With the change in majority control of the Senate, the longest-serving Republican, Orrin Hatch (Utah), becomes president pro tempore, the third in the line of succession to the presidency. In an e-mail previewing his plans Hatch’s office advises: “The role of the President Pro Tempore can be broken down into three categories: (1) Presiding over the Senate in the absence of the Vice President and helping to encourage proper process and decorum, (2) preparing for continuity of government as third in line in succession to the Presidency, and (3) acting as an elder statesman within the institution, helping to build consensus and enable the Senate to legislate effectively. The office of President Pro Tempore is a platform to articulate a compelling policy vision and support the party’s leaders in realizing that vision through substantive legislation that is enacted into law.”
It seems that Hatch, a prolific lawmaker in the days when the Senate actually took votes and passed bills, intends to take advantage of his platform. He previously set out a number of goals to “to foster an environment that encourages research and innovation by addressing abusive patent litigation, protecting trade secrets, modernizing the Electronic Communications Privacy Act, strengthening cybersecurity, reforming immigration policy for high-skilled workers, reducing regulatory and tax burdens for innovators, and removing barriers to digital trade.” He reiterates those policy concerns and reiterates his suggestion for immigration reform: “The new Congress has an opportunity to enhance America’s competitive workforce through immigration reform that will streamline the hiring process for high-skilled individuals entering the United States and by investing in STEM education and training.”
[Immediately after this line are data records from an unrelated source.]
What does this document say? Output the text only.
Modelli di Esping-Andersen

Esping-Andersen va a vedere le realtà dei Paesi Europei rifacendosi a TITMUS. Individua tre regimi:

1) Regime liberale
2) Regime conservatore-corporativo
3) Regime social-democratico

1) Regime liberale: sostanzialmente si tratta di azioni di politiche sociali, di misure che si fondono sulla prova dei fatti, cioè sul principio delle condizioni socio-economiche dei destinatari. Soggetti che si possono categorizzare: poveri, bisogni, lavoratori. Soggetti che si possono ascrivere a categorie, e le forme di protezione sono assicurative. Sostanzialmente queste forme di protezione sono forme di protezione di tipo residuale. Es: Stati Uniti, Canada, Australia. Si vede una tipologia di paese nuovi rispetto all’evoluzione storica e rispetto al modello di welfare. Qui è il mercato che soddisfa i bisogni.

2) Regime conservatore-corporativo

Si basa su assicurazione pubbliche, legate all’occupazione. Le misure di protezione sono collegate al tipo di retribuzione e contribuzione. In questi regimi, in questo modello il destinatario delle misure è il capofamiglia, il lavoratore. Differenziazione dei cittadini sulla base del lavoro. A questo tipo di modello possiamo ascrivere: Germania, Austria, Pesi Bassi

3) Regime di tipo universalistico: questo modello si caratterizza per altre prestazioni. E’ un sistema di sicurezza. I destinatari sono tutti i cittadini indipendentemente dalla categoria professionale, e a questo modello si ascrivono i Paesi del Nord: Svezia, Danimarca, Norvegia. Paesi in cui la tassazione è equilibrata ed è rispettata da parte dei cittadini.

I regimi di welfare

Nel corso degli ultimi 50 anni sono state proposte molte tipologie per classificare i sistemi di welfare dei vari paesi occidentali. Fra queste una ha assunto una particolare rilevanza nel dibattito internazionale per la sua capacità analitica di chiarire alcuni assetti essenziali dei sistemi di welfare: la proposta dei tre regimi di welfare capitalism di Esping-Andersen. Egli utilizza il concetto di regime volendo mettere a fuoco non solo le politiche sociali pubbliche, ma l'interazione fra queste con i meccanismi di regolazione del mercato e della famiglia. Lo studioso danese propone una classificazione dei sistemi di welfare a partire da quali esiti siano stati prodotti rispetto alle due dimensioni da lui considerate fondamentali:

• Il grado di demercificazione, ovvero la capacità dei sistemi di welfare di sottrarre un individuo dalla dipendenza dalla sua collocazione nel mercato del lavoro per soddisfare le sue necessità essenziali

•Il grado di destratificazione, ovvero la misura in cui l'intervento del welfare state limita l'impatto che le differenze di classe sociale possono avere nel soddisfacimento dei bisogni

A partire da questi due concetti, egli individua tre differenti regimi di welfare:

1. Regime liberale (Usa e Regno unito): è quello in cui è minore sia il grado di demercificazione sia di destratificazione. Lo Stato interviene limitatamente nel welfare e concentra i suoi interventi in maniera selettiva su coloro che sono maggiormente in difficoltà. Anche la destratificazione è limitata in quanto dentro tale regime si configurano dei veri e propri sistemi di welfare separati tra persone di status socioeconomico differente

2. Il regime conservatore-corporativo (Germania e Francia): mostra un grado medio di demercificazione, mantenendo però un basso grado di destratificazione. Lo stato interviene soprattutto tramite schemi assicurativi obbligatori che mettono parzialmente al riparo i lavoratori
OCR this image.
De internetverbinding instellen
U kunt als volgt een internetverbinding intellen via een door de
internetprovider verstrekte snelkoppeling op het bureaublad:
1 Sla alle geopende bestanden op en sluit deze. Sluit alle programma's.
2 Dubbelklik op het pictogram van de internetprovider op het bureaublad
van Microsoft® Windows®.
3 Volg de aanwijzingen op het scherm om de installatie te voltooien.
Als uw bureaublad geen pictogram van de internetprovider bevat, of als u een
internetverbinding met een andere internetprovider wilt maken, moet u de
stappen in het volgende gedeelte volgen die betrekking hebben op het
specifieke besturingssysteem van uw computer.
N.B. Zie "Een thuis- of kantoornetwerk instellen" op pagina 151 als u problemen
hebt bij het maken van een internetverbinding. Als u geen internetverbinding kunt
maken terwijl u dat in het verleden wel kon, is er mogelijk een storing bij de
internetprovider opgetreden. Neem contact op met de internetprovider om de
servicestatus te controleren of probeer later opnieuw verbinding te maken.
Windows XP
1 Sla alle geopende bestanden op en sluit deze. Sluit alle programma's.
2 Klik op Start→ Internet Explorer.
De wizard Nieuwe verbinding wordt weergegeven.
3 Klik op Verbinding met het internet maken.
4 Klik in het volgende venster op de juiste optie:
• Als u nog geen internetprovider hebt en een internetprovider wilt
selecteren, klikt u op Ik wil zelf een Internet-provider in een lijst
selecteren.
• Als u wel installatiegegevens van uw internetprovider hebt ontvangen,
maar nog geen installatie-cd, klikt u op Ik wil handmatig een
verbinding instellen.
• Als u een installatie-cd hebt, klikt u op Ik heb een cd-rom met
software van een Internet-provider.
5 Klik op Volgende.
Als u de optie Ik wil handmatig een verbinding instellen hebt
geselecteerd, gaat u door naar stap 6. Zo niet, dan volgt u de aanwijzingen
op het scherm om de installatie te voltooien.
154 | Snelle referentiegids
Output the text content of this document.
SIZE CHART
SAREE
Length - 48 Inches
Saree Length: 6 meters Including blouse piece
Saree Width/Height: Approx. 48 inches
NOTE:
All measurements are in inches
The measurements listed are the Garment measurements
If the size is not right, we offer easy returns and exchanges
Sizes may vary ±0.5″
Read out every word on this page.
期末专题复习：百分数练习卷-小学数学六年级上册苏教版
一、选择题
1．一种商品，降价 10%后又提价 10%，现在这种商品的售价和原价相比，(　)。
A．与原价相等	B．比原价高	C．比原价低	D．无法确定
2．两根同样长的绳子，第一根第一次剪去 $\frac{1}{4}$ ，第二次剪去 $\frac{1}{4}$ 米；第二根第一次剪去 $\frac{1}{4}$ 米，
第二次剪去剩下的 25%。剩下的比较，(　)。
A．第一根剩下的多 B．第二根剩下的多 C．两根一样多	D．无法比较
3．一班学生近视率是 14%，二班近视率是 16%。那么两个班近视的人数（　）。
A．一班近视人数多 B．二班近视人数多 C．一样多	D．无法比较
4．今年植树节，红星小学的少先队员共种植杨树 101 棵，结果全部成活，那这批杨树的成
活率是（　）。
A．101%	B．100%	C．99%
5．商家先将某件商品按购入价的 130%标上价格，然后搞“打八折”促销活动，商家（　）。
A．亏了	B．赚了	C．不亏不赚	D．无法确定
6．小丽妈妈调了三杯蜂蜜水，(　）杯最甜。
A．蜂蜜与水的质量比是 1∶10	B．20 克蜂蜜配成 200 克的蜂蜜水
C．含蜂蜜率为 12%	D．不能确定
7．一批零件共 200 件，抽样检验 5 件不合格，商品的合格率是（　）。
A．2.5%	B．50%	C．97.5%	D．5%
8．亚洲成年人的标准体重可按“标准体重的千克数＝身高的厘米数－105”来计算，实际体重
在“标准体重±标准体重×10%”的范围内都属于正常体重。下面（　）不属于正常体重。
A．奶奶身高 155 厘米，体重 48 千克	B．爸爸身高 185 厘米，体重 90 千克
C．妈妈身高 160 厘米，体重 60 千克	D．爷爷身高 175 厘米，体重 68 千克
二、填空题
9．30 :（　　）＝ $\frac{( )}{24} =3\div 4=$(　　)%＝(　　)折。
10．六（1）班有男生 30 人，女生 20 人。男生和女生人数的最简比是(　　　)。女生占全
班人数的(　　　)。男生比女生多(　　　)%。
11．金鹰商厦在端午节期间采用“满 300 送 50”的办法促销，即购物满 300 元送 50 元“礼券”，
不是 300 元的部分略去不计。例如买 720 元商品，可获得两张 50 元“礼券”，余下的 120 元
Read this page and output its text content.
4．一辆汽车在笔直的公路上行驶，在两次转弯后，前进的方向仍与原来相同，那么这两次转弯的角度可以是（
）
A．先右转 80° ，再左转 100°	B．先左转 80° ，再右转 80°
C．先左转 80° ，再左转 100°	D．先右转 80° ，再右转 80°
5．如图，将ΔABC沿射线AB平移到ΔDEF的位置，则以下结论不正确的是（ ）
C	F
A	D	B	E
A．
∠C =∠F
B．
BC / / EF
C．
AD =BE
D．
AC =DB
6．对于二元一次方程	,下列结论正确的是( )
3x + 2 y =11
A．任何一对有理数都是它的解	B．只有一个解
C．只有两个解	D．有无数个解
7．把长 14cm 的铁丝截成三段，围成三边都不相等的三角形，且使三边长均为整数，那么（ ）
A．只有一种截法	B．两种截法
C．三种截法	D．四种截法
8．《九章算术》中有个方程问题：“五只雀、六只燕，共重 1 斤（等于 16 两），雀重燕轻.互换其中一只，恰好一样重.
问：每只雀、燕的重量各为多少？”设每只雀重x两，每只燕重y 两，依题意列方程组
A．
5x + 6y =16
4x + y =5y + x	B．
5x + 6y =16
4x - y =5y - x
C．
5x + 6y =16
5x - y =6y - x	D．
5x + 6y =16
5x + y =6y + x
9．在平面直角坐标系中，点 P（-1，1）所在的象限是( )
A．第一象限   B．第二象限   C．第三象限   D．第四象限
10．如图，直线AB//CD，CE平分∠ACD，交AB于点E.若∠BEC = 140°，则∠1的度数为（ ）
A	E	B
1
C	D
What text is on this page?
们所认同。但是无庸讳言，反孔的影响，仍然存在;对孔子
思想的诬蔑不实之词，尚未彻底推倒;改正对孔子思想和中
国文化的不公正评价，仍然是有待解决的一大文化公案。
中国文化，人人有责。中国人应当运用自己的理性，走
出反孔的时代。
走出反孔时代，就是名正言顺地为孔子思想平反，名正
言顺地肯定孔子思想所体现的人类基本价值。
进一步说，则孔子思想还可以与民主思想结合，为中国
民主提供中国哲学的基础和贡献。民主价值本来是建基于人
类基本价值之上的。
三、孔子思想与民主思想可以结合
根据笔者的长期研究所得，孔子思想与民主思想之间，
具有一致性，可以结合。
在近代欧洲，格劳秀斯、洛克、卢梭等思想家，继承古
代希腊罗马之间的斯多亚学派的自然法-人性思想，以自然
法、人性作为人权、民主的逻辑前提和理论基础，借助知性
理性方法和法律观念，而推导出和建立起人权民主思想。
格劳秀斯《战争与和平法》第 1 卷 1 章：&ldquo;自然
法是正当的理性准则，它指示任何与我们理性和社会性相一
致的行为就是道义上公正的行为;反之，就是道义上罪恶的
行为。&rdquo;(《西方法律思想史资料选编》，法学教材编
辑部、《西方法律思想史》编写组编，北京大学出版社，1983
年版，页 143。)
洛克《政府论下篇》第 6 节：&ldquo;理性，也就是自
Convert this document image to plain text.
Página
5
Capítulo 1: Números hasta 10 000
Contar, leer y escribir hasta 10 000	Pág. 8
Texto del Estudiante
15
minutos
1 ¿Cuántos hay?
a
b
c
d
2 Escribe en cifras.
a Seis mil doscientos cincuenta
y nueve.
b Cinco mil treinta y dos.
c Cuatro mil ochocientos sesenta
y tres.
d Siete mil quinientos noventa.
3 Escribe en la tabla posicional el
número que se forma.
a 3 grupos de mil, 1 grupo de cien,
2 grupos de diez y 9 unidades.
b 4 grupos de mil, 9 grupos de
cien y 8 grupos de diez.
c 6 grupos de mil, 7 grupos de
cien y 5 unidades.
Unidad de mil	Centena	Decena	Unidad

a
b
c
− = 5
While continuing to denounce the president’s unilateral action on immigration — which affords no legal certainty to those to whom it offers deferred deportation — there are some things the GOP Congress can and should do. Much as I would like, a permanent solution to the 11 million here illegally is not in the cards for now. That does not mean Republicans can or should do nothing. Republican immigration reform skeptics keep saying they want a conservative bill, so here is their chance.
They can pass a bill that enhances border security, enacts an e-Verify system for checking authorization to work, and works on a system for flagging visa overstays. Then they can tackle one aspect of the fickle legal immigration system that favors immigrants with attenuated family connections over economically productive, highly qualified workers.
Virtually every credible economist has found that immigration increases growth, tax revenue and wages — with the exception of a modest decrease in wages for those without a high school education. In particular, immigrants are over-represented in high-tech start-ups and new patent filers. So for now, why not reform the immigration system for the brainiacs, the highly credentialed and the entrepreneurs only? No serious person can argue that we don’t have a shortage in some high-tech fields or argue against allowing foreign students with advanced degrees to remain in the country.
For years, supply-side economist Stephen Moore (now with Heritage Foundation) has argued that the economic benefits from increasing visas for highly skilled and entrepreneurial immigrants is an untapped gold mine. In 2001, he wrote:
U.S. firms also desperately need access to the kinds of technically trained workers that created the Silicon Valley prosperity in the first place. This means that over the long term they need better-trained U.S. workers. But it also means they need to be able to hire high-skilled immigrant workers. The immigration laws are pathetically inadequate in this regard. Until a few years ago, U.S. firms were permitted to recruit just 65,000 skill-based immigrants per year under a program called H-1B. In 1998 that cap was raised to approximately 100,000 per year.
That is still too few visas relative to the need and the economic opportunity. We should immediately double or even triple high-skilled immigration visas. These talented engineers, scientists, teachers, and business professionals will not take jobs from American workers — they will almost certainly create jobs by making our industries more profitable and productive.
He’s right, and the disputes over low-skilled immigration and the long-term solution to those here illegally should not prevent passage of border and visa control measures or common-sense, pro-growth immigration reform. But Democrats will never go for it! Perhaps, but let them cast votes against border security and pro-growth, pro-jobs immigration reform. Or come up with a trade (e.g., infrastructure funding) for such an immigration package.
In any case, the president has thrown down the immigration gauntlet on the do-nothing Congress, and Republicans should pick it up by legislatively nixing his unilateral immigration plan, passing effective border security as a precondition to future action on those here illegally and increasing visas for the most economically productive immigrants — who can’t possibly be accused of taking jobs from low- and middle-income Americans. Republicans should be clear that they are amenable to other measures, but for now, if they want to be for something, Hatch’s idea should be on the agenda.